# Mapping Pilot Files to Draft DATA Act Standard

This is an exercise of mapping data elements from the [pilot's input files](https://github.com/18F/data-act-pilot/tree/master/schema) to the [draft DATA Act Standard](http://fedspendingtransparency.github.io/data-exchange-standard/).

1. Get a list of data elements from the XML draft data act standard (i.e., a series of .xsd files)
2. For each of the four input files used in this pilot, match the column names to their XML counterparts
3. Output the mappings (and show which pilot data elements don't map to the XML version

## Setup

For this notebook to work, you will need:

### Schema File
The "palette" DATA Act schema .xsd file that includes financial, awards, and assistance awards information. This file is included in the [_Schema instance (XML version)_ download](http://fedspendingtransparency.github.io/assets/docs/DATA_Act_Schema_v0.5.zip) and is named _plt/case-finassist-ussglfin/da-palette-finassist-ussglfin-2015-06-29.xsd_

**Note**: The repo contains a copy of the .xsd files in schema/xbrl, but this will have to be updated when a new draft of the standard is released.
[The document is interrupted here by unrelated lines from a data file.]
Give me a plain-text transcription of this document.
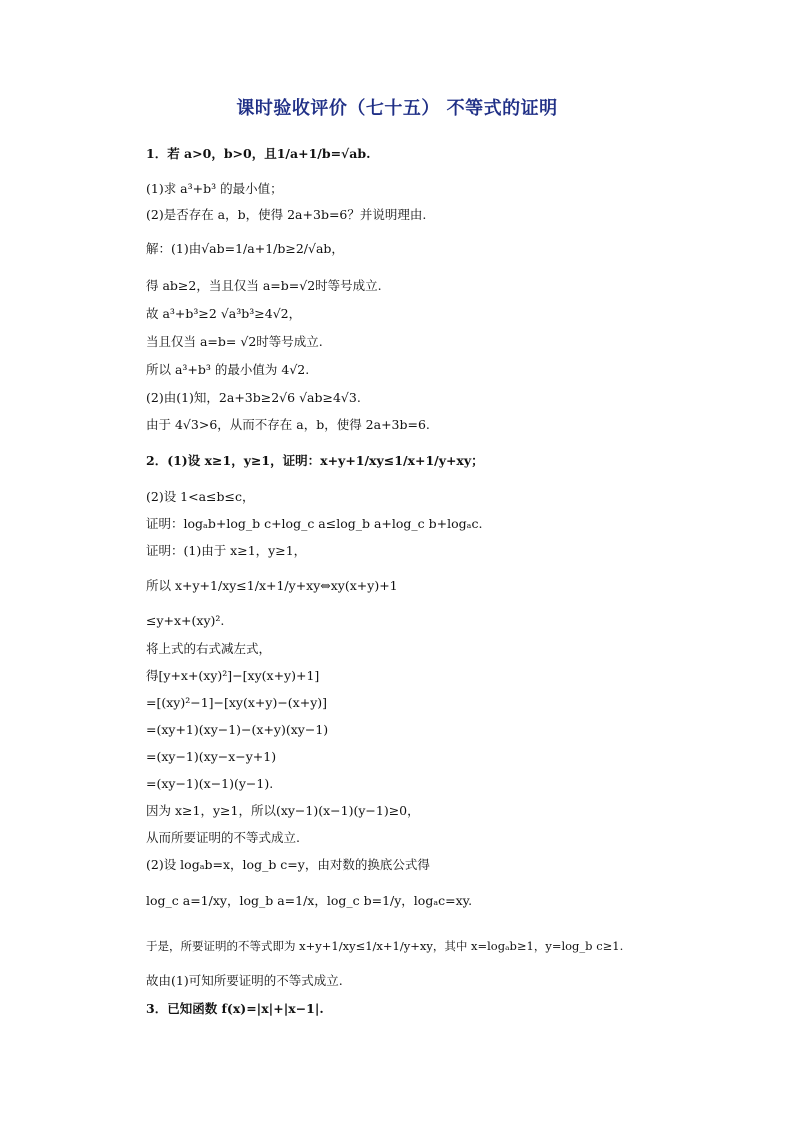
课时验收评价（七十五） 不等式的证明
1．若 a>0，b>0，且1/a+1/b=√ab.
(1)求 a³+b³ 的最小值；
(2)是否存在 a，b，使得 2a+3b=6？并说明理由.
解：(1)由√ab=1/a+1/b≥2/√ab，
得 ab≥2，当且仅当 a=b=√2时等号成立.
故 a³+b³≥2 √a³b³≥4√2，
当且仅当 a=b= √2时等号成立.
所以 a³+b³ 的最小值为 4√2.
(2)由(1)知，2a+3b≥2√6 √ab≥4√3.
由于 4√3>6，从而不存在 a，b，使得 2a+3b=6.
2．(1)设 x≥1，y≥1，证明：x+y+1/xy≤1/x+1/y+xy；
(2)设 1<a≤b≤c，
证明：logₐb+log_b c+log_c a≤log_b a+log_c b+logₐc.
证明：(1)由于 x≥1，y≥1，
所以 x+y+1/xy≤1/x+1/y+xy⇔xy(x+y)+1
≤y+x+(xy)².
将上式的右式减左式，
得[y+x+(xy)²]−[xy(x+y)+1]
=[(xy)²−1]−[xy(x+y)−(x+y)]
=(xy+1)(xy−1)−(x+y)(xy−1)
=(xy−1)(xy−x−y+1)
=(xy−1)(x−1)(y−1).
因为 x≥1，y≥1，所以(xy−1)(x−1)(y−1)≥0，
从而所要证明的不等式成立.
(2)设 logₐb=x，log_b c=y，由对数的换底公式得
log_c a=1/xy，log_b a=1/x，log_c b=1/y，logₐc=xy.
于是，所要证明的不等式即为 x+y+1/xy≤1/x+1/y+xy，其中 x=logₐb≥1，y=log_b c≥1.
故由(1)可知所要证明的不等式成立.
3．已知函数 f(x)=|x|+|x−1|.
### generateDS Python Package
The [generateDS Python package](http://pythonhosted.org/generateDS/) generates Python class definitions for XML schema docs. For this exercise, we don't really need the class because we're not parsing data. However, there's some handy code in generated class that provides a list of data elements in the .xsd. We use this shortcut to get a list of the XBRL elements so we can compare them to the pilot input files.

**Note**: So far, research into open source ecosystem for open source XML schema/XBRL tools shows that it's pretty weak and outdated. 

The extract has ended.